Spoiler8 problems in 100 minutes

do not clickSpeedcoder

It must be a nice contest!

Clash with

CodeChef Lunchtime!No Codechef Lunchtime is clashing with ABC not the other way around

8 problems, still burned all remaining time on O(n^gajillion) approach to E.

How to solve E?

just do the following K times: suppose dp[i] is the number of paths that end at i, initially only dp[1] = 1.

For every day, all vertices can go to i except those that are broken(and i, of course). So you can just do $$$nextdp[i] = \sum dp[i] - \sum _{j \in adj[i]} dp[j] - dp[i]$$$ , then just swap nextdp and dp.

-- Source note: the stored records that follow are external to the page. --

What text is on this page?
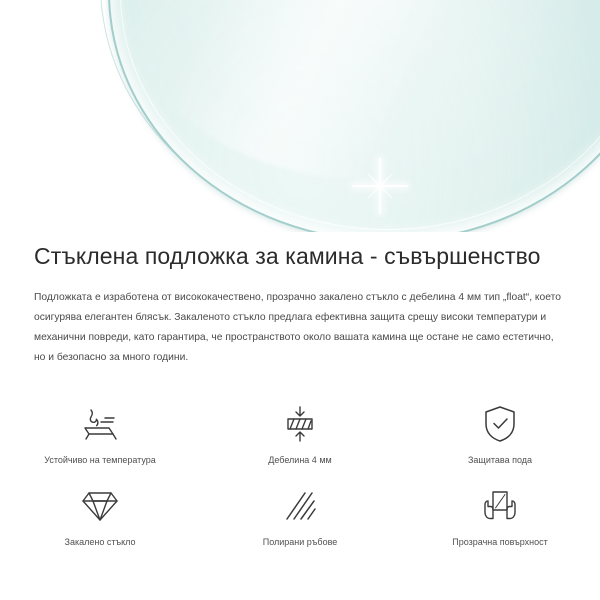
Стъклена подложка за камина - съвършенство

Подложката е изработена от висококачествено, прозрачно закалено стъкло с дебелина 4 мм тип „float“, което осигурява елегантен блясък. Закаленото стъкло предлага ефективна защита срещу високи температури и механични повреди, като гарантира, че пространството около вашата камина ще остане не само естетично, но и безопасно за много години.

Устойчиво на температура	Дебелина 4 мм	Защитава пода
Закалено стъкло	Полирани ръбове	Прозрачна повърхност
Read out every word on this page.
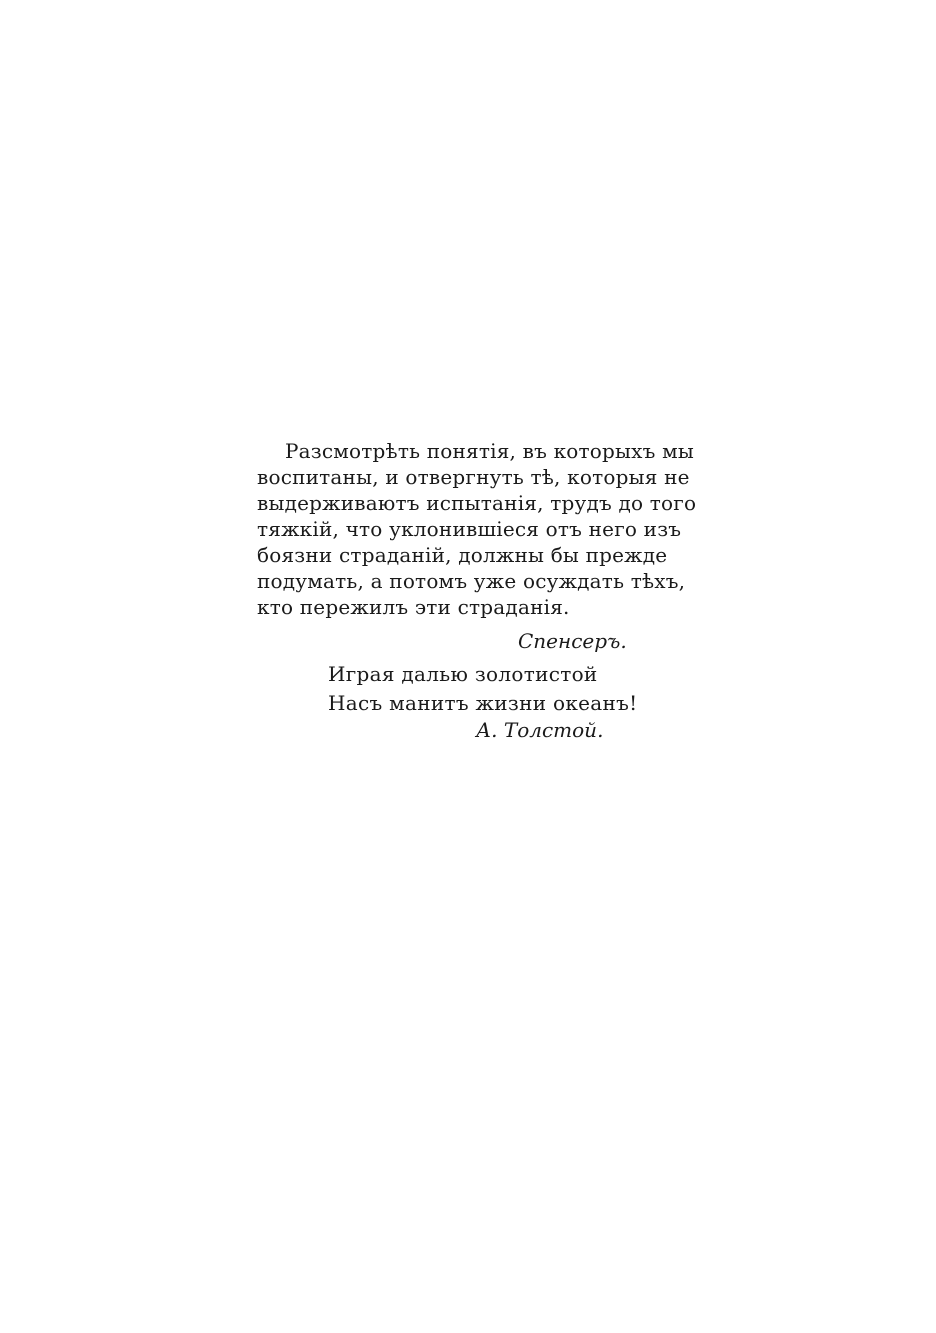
Разсмотрѣть понятія, въ которыхъ мы
воспитаны, и отвергнуть тѣ, которыя не
выдерживаютъ испытанія, трудъ до того
тяжкій, что уклонившіеся отъ него изъ
боязни страданій, должны бы прежде
подумать, а потомъ уже осуждать тѣхъ,
кто пережилъ эти страданія.
Спенсеръ.
Играя далью золотистой
Насъ манитъ жизни океанъ!
А. Толстой.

I thought it would be TLE . Is not TLE only because size of all adj[i] won't be 5000 ?

yes

I used Fast Walsh for H. Is it needed?

tourist is too fast.

Well this was the only choice he has! Since he has to top the Codechef Lunchtime also and He manage to get 2 min break in between.

D was nice, even though I couldn't pass all test cases

E was a great problem, thank you for teaching me dp on trees ( atleast a part of it ).

Can anyone tell me the reason for downvote? Was it not "dp on trees" or is something else the reason for downvote?

I doubt it has a flavor of "DP on tree," but still I don't see any reason on downvoting it... (Some of them may be downvoting you just because you're gray, which attitude I don't like)

Yes I realised it later.....the graph might not even be a tree so dp on trees is wrong...thank you.

I feel like implementing F was way harder than G.

I am not able to understand the editorial of E. Can somebody explain it or refer to some other resource for it?

CodeCan someone explain why my code got tle for E

The issue with your code is that in worst case, it runs in approximately $$$O(n^2k)$$$ because there could be maximum $$${n(n-1)/2} - m$$$ valid edges, so for each iteration of $$$i$$$, the inner loop runs in $$$O(n^2)$$$, hence the TLE.

You should use adjacency list instead of adjacency matrix for checking the banned ways, improving from $$$n^2$$$ to $$$n + 2*m$$$ for the inner loop when reducing the banned ways

Thank You for the wonderful problemset. The number of tasks was a little too much considering only 100 mins to solve them.

As a writer of ABC(sadly this time I'm not), I'm curious about how do participants feel with the new format.

i wish there was infinity of such genuine,geniosity,pure beauty,attractive,elegant,gorgeous,inspiring,exciting... problems :) thank you .

So you are saying this was not a one time thing ?

Anyways, if the 8 problem ABC is going to be adapted for further ABC too. I wish these 2 points to be implemented.

Is this going to be the new standard format? If so, sounds fun!

Hii, I tried to solve D via method 1, and then method 2, I failed to see why first one didn't work, could u help me out please.

Try the following trivial testcase with your incorrect code and you should easily see what's wrong with it, the correct output is

`2 11`

:TestcaseGot it.

Thank you. !!

x^n≡y(mod P) ⇔r^an≡r^b(mod P) ⇔an≡b(mod P−1) How is the second step to the third step transformed? Who can explain? Thank you very much

this problem is G

Because for every i(1<=i<=P-1),r^i is distinct ,so we can know for every r^i there is exactly one such i.

I think problem E could be solved by using kitamasa method. Anyone have AC code?